News of the breach reduced traffic at Target stores during what was already going to be a difficult holiday period. Target CEO Gregg Steinhafel was mostly absent from the public throughout and was criticised discreetly by company directors, who described him as “publicity shy”.
Even before the data violation, Target was not having a great year. Buffeted like many American chains by the defection of once loyal customers to the web, it also embarked on what has proved to be a costly expansion into Canada, marked by heavy financial losses. Last week, the retailer announced staff cuts across the company.
For Neiman Marcus, known for its premium clientele, personal shopping assistants and overall discretion, the breach is wildly embarrassing. It too fumbled its announcement, having received information of the problem in mid-December but declining to make any public announcement until January 10. It was Brian Krebs again whose report forced the company to move.
Even then, it was not until last week the chain revealed the full damage. In a statement on its website, Neiman Marcus said malware had been clandestinely put into its system and had stolen payment data off cards used from July 16th to October 30th.
Credit card fraud has risen 70% in the US since 2010. According to Nilson, although the US accounts for 27% of all credit card charges worldwide, a whopping 47% of credit card fraud takes place here.
The Target and Neiman Marcus scandals have increased calls to adopt the use of smart chips now common in Europe and Australia.
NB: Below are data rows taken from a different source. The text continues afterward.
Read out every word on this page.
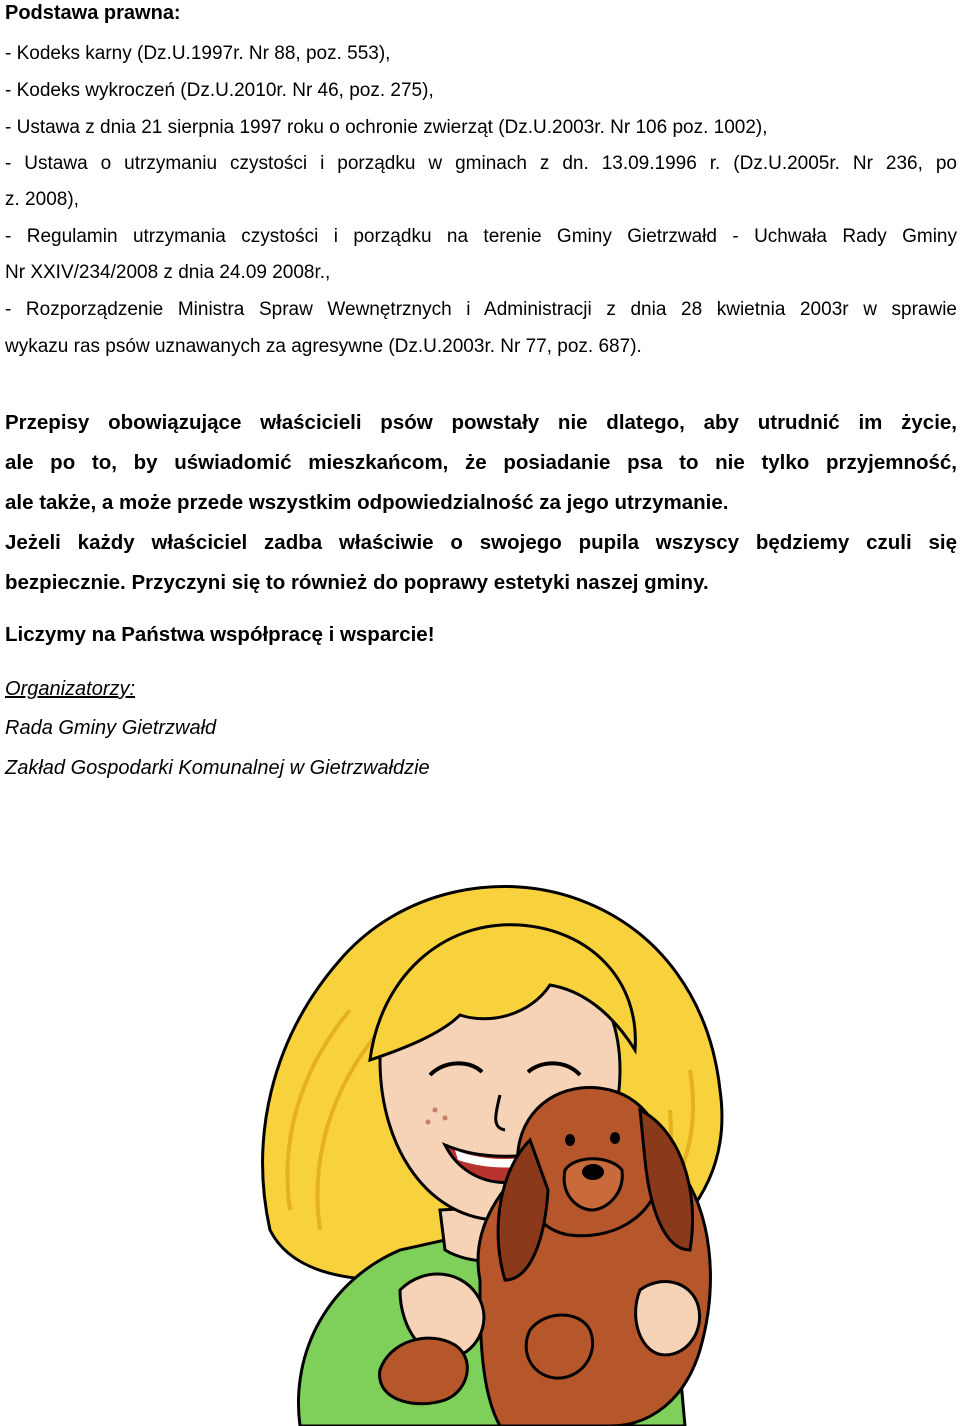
Podstawa prawna:
- Kodeks karny (Dz.U.1997r. Nr 88, poz. 553),
- Kodeks wykroczeń (Dz.U.2010r. Nr 46, poz. 275),
- Ustawa z dnia 21 sierpnia 1997 roku o ochronie zwierząt (Dz.U.2003r. Nr 106 poz. 1002),
- Ustawa o utrzymaniu czystości i porządku w gminach z dn. 13.09.1996 r. (Dz.U.2005r. Nr 236, po
z. 2008),
- Regulamin utrzymania czystości i porządku na terenie Gminy Gietrzwałd - Uchwała Rady Gminy
Nr XXIV/234/2008 z dnia 24.09 2008r.,
- Rozporządzenie Ministra Spraw Wewnętrznych i Administracji z dnia 28 kwietnia 2003r w sprawie
wykazu ras psów uznawanych za agresywne (Dz.U.2003r. Nr 77, poz. 687).
Przepisy obowiązujące właścicieli psów powstały nie dlatego, aby utrudnić im życie,
ale po to, by uświadomić mieszkańcom, że posiadanie psa to nie tylko przyjemność,
ale także, a może przede wszystkim odpowiedzialność za jego utrzymanie.
Jeżeli każdy właściciel zadba właściwie o swojego pupila wszyscy będziemy czuli się
bezpiecznie. Przyczyni się to również do poprawy estetyki naszej gminy.
Liczymy na Państwa współpracę i wsparcie!
Organizatorzy:
Rada Gminy Gietrzwałd
Zakład Gospodarki Komunalnej w Gietrzwałdzie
Target, interestingly, attempted to introduce high-security smart-chip cards at its terminals a decade ago, but pulled out after worries around costs and slower checkout times.
Retailers say the investment in infrastructure required to adopt the technology will not cover the cost of the fraud begin committed. According to one estimate, credit card fraud costs about five cents per $100 spent on cards in the US. However, credit card companies here have told retailers they need to have the card readers in place by the end of 2015. If they don’t, they will be liable for data stolen and fraudulent charges made.
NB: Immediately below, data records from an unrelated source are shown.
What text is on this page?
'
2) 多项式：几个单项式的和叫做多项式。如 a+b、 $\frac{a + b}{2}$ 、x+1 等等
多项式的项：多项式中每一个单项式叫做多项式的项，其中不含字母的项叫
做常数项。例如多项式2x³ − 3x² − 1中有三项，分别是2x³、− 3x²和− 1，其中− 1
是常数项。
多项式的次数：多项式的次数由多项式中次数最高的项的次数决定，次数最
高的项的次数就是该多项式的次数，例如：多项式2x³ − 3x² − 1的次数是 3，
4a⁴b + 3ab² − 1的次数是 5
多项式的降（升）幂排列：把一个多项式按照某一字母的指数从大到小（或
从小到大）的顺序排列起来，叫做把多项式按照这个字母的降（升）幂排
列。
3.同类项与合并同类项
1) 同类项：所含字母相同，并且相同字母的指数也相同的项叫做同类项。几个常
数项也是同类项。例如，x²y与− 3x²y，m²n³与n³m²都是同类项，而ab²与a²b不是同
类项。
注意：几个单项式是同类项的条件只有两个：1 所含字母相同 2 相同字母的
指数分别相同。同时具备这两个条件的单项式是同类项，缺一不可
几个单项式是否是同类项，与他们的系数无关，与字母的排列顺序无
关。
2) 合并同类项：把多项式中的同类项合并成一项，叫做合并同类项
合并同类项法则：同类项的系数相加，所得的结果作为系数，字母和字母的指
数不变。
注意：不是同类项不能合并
In the current environment, it’s not just credit card and retailers at risk, with Coca-Cola another high-profile victim. The soft-drink giant revealed last week a former worker had stolen personal data involving 74,000 employees, contractors and vendors.
Tellingly, stock prices have already started rising on companies such as VeriFone, which manufactures advanced payment hardware. VeriFone’s stock is up 27% in the last month. It could also be a boon for security and credit-monitoring groups.